Published: 9 May 2011

Abstract

Background

Over recent years, a growing effort has been made to develop microsatellite markers for the genomic analysis of the common bean (Phaseolus vulgaris) to broaden the knowledge of the molecular genetic basis of this species. The availability of large sets of expressed sequence tags (ESTs) in public databases has given rise to an expedient approach for the identification of SSRs (Simple Sequence Repeats), specifically EST-derived SSRs. In the present work, a battery of new microsatellite markers was obtained from a search of the Phaseolus vulgaris EST database. The diversity, degree of transferability and polymorphism of these markers were tested.

Results

From 9,583 valid ESTs, 4,764 had microsatellite motifs, from which 377 were used to design primers, and 302 (80.11%) showed good amplification quality.
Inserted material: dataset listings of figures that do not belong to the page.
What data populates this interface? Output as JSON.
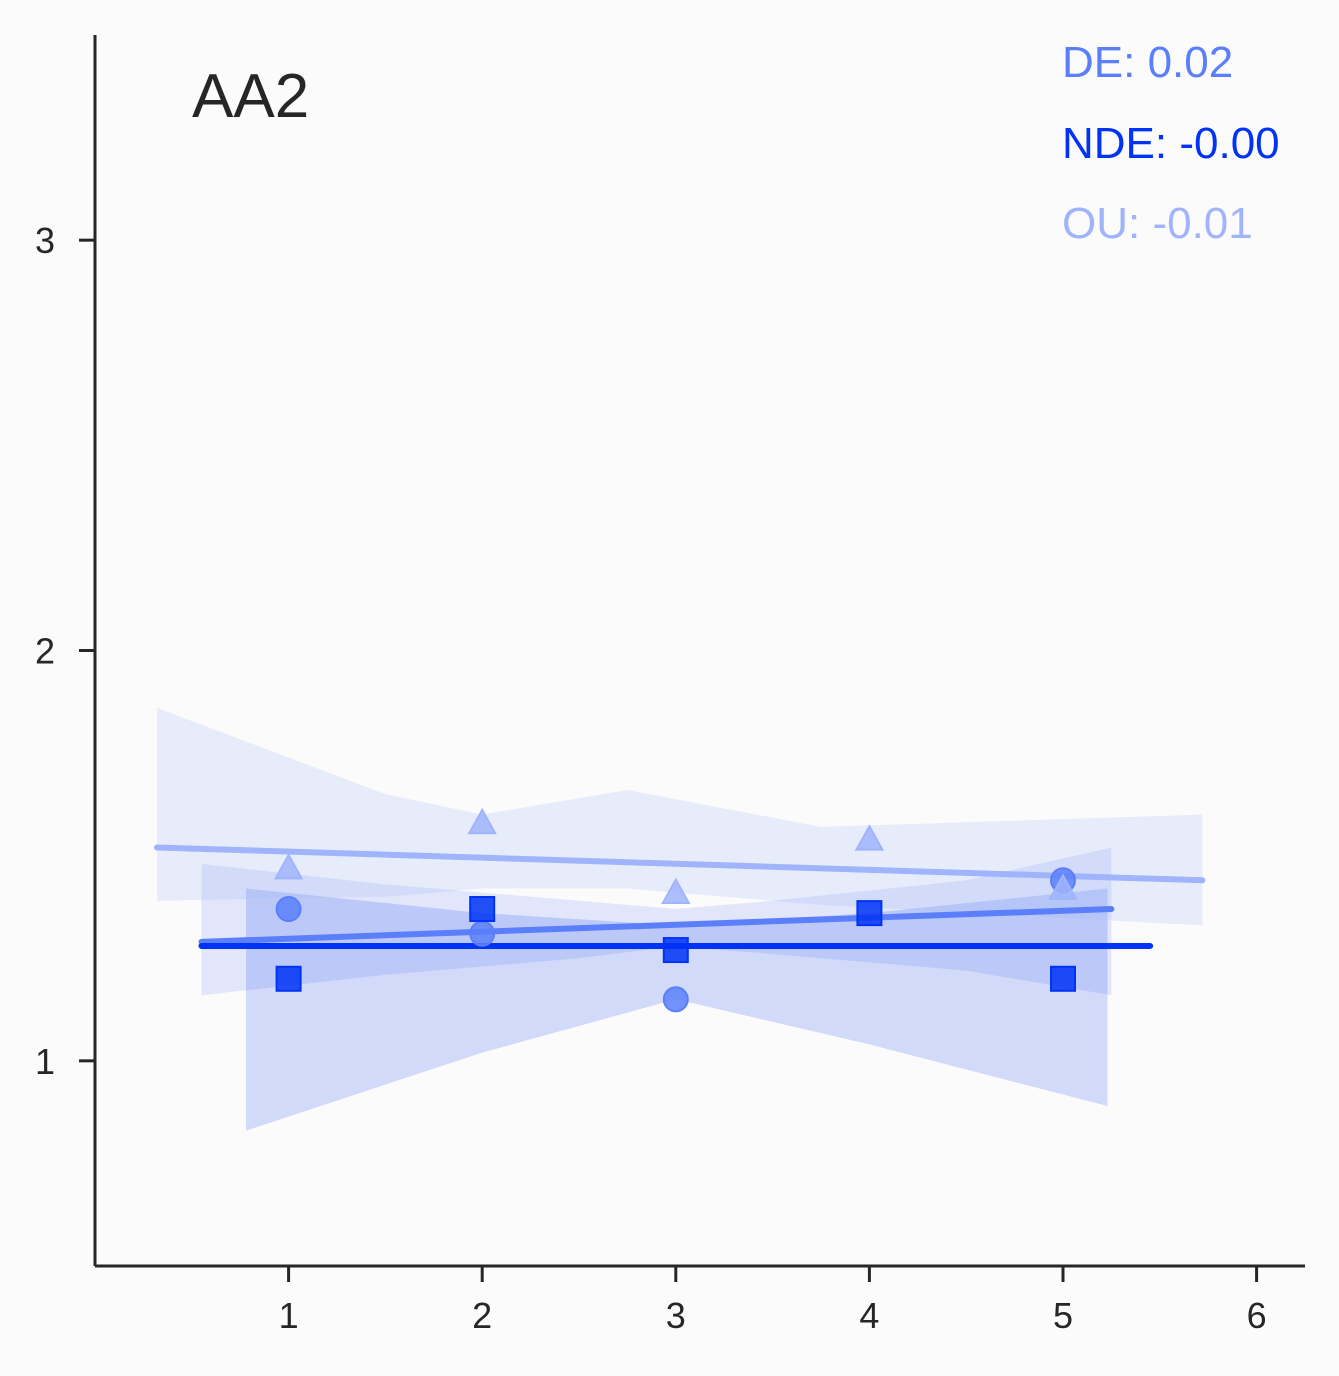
{
  "chart_data": {
    "type": "scatter",
    "title": "AA2",
    "xlabel": "",
    "ylabel": "",
    "xlim": [
      0.0,
      6.25
    ],
    "ylim": [
      0.5,
      3.5
    ],
    "x_ticks": [
      1,
      2,
      3,
      4,
      5,
      6
    ],
    "y_ticks": [
      1,
      2,
      3
    ],
    "grid": false,
    "legend": "none",
    "annotations": [
      {
        "text": "DE: 0.02",
        "color": "#5b7ffa"
      },
      {
        "text": "NDE: -0.00",
        "color": "#0033f5"
      },
      {
        "text": "OU: -0.01",
        "color": "#a0b4fc"
      }
    ],
    "series": [
      {
        "marker": "circle",
        "color": "#5b7ffa",
        "points": [
          [
            1,
            1.37
          ],
          [
            2,
            1.31
          ],
          [
            3,
            1.15
          ],
          [
            5,
            1.44
          ]
        ],
        "fit": {
          "x": [
            0.55,
            5.25
          ],
          "y": [
            1.29,
            1.37
          ]
        },
        "band": {
          "x": [
            0.55,
            1.5,
            2.5,
            3.0,
            3.5,
            4.5,
            5.25
          ],
          "upper": [
            1.48,
            1.43,
            1.39,
            1.37,
            1.39,
            1.44,
            1.52
          ],
          "lower": [
            1.16,
            1.21,
            1.25,
            1.28,
            1.26,
            1.22,
            1.16
          ]
        }
      },
      {
        "marker": "square",
        "color": "#0033f5",
        "points": [
          [
            1,
            1.2
          ],
          [
            2,
            1.37
          ],
          [
            3,
            1.27
          ],
          [
            4,
            1.36
          ],
          [
            5,
            1.2
          ]
        ],
        "fit": {
          "x": [
            0.55,
            5.45
          ],
          "y": [
            1.28,
            1.28
          ]
        },
        "band": {
          "x": [
            0.78,
            2.0,
            3.0,
            4.0,
            5.23
          ],
          "upper": [
            1.42,
            1.36,
            1.33,
            1.36,
            1.42
          ],
          "lower": [
            0.83,
            1.02,
            1.15,
            1.04,
            0.89
          ]
        }
      },
      {
        "marker": "triangle",
        "color": "#a0b4fc",
        "points": [
          [
            1,
            1.47
          ],
          [
            2,
            1.58
          ],
          [
            3,
            1.41
          ],
          [
            4,
            1.54
          ],
          [
            5,
            1.42
          ]
        ],
        "fit": {
          "x": [
            0.32,
            5.72
          ],
          "y": [
            1.52,
            1.44
          ]
        },
        "band": {
          "x": [
            0.32,
            1.5,
            2.0,
            2.75,
            3.75,
            5.72
          ],
          "upper": [
            1.86,
            1.65,
            1.6,
            1.66,
            1.57,
            1.6
          ],
          "lower": [
            1.39,
            1.4,
            1.42,
            1.42,
            1.38,
            1.33
          ]
        }
      }
    ]
  }
}
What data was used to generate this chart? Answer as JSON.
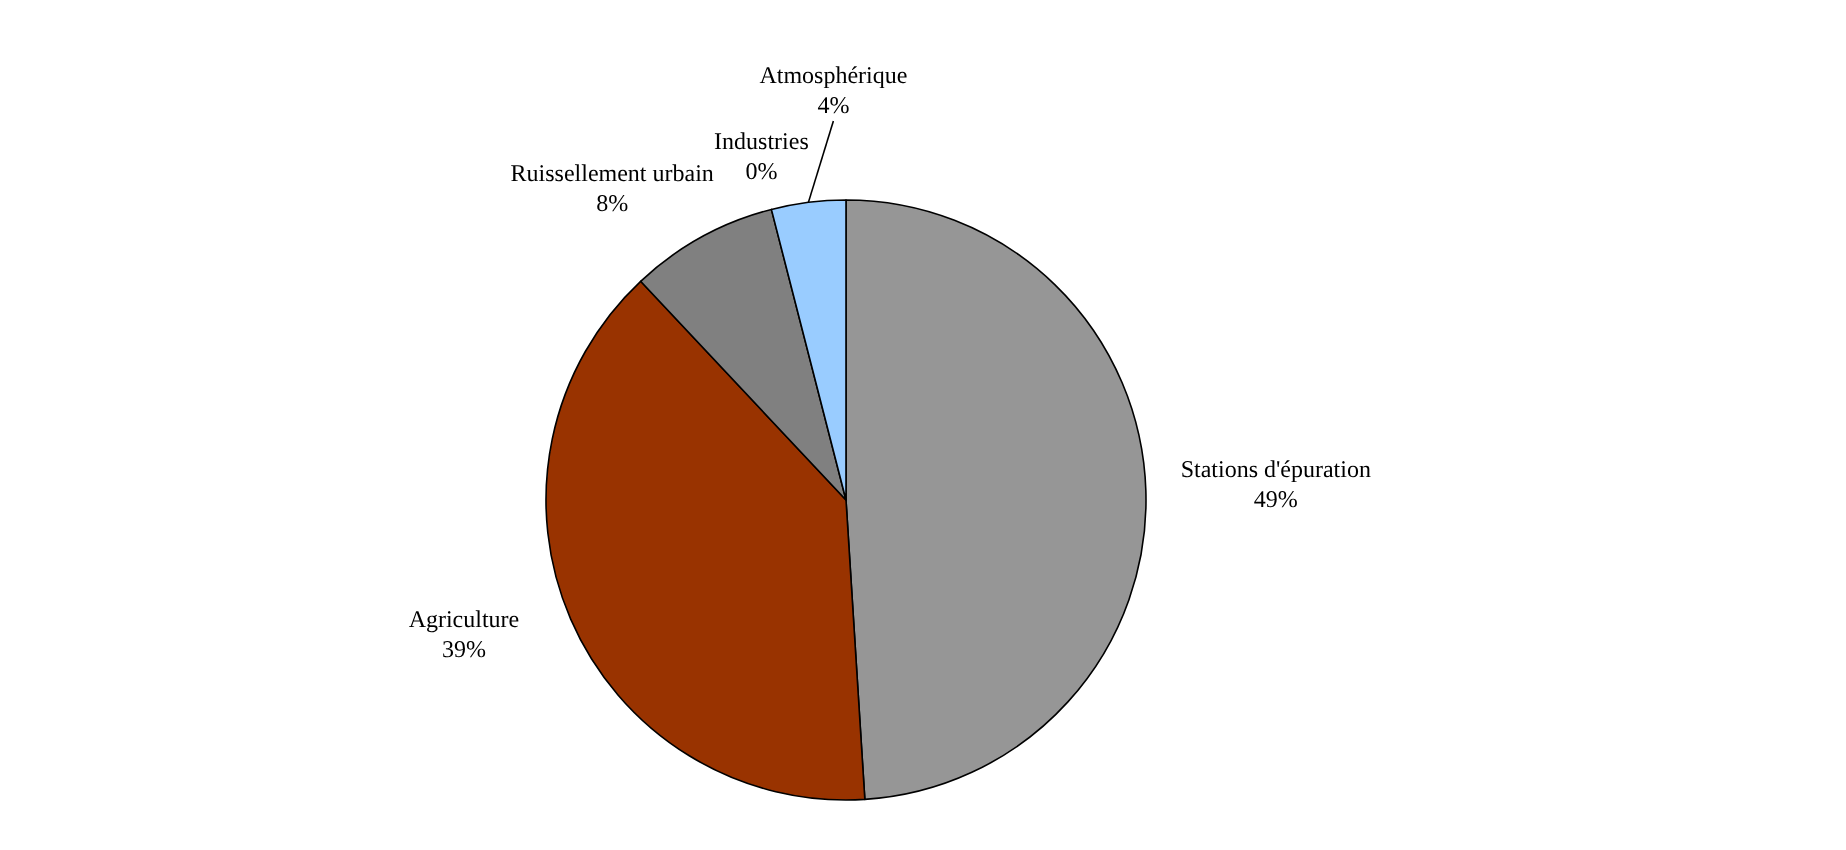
{
  "chart_data": {
    "type": "pie",
    "categories": [
      "Stations d'épuration",
      "Agriculture",
      "Ruissellement urbain",
      "Industries",
      "Atmosphérique"
    ],
    "values": [
      49,
      39,
      8,
      0,
      4
    ],
    "colors": [
      "#969696",
      "#993300",
      "#808080",
      "#333333",
      "#99ccff"
    ],
    "value_labels": [
      "49%",
      "39%",
      "8%",
      "0%",
      "4%"
    ]
  }
}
To analyze transferability, a group of 167 SSRs were tested, and the results showed that they were 82% transferable across at least one species. The highest amplification rates were observed between the species from the Phaseolus (63.7%), Vigna (25.9%), Glycine (19.8%), Medicago (10.2%), Dipterix (6%) and Arachis (1.8%) genera. The average PIC (Polymorphism Information Content) varied from 0.53 for genomic SSRs to 0.47 for EST-SSRs, and the average number of alleles per locus was 4 and 3, respectively. Among the 315 newly tested SSRs in the BJ (BAT93 X Jalo EEP558) population, 24% (76) were polymorphic. The integration of these segregant loci into a framework map composed of 123 previously obtained SSR markers yielded a total of 199 segregant loci, of which 182 (91.5%) were mapped to 14 linkage groups, resulting in a map length of 1,157 cM.

Conclusions

A total of 302 newly developed EST-SSR markers, showing good amplification quality, are available for the genetic analysis of Phaseolus vulgaris. These markers showed satisfactory rates of transferability, especially between species that have great economic and genomic values. Their diversity was comparable to genomic SSRs, and they were incorporated in the common bean reference genetic map, which constitutes an important contribution to and advance in Phaseolus vulgaris genomic research.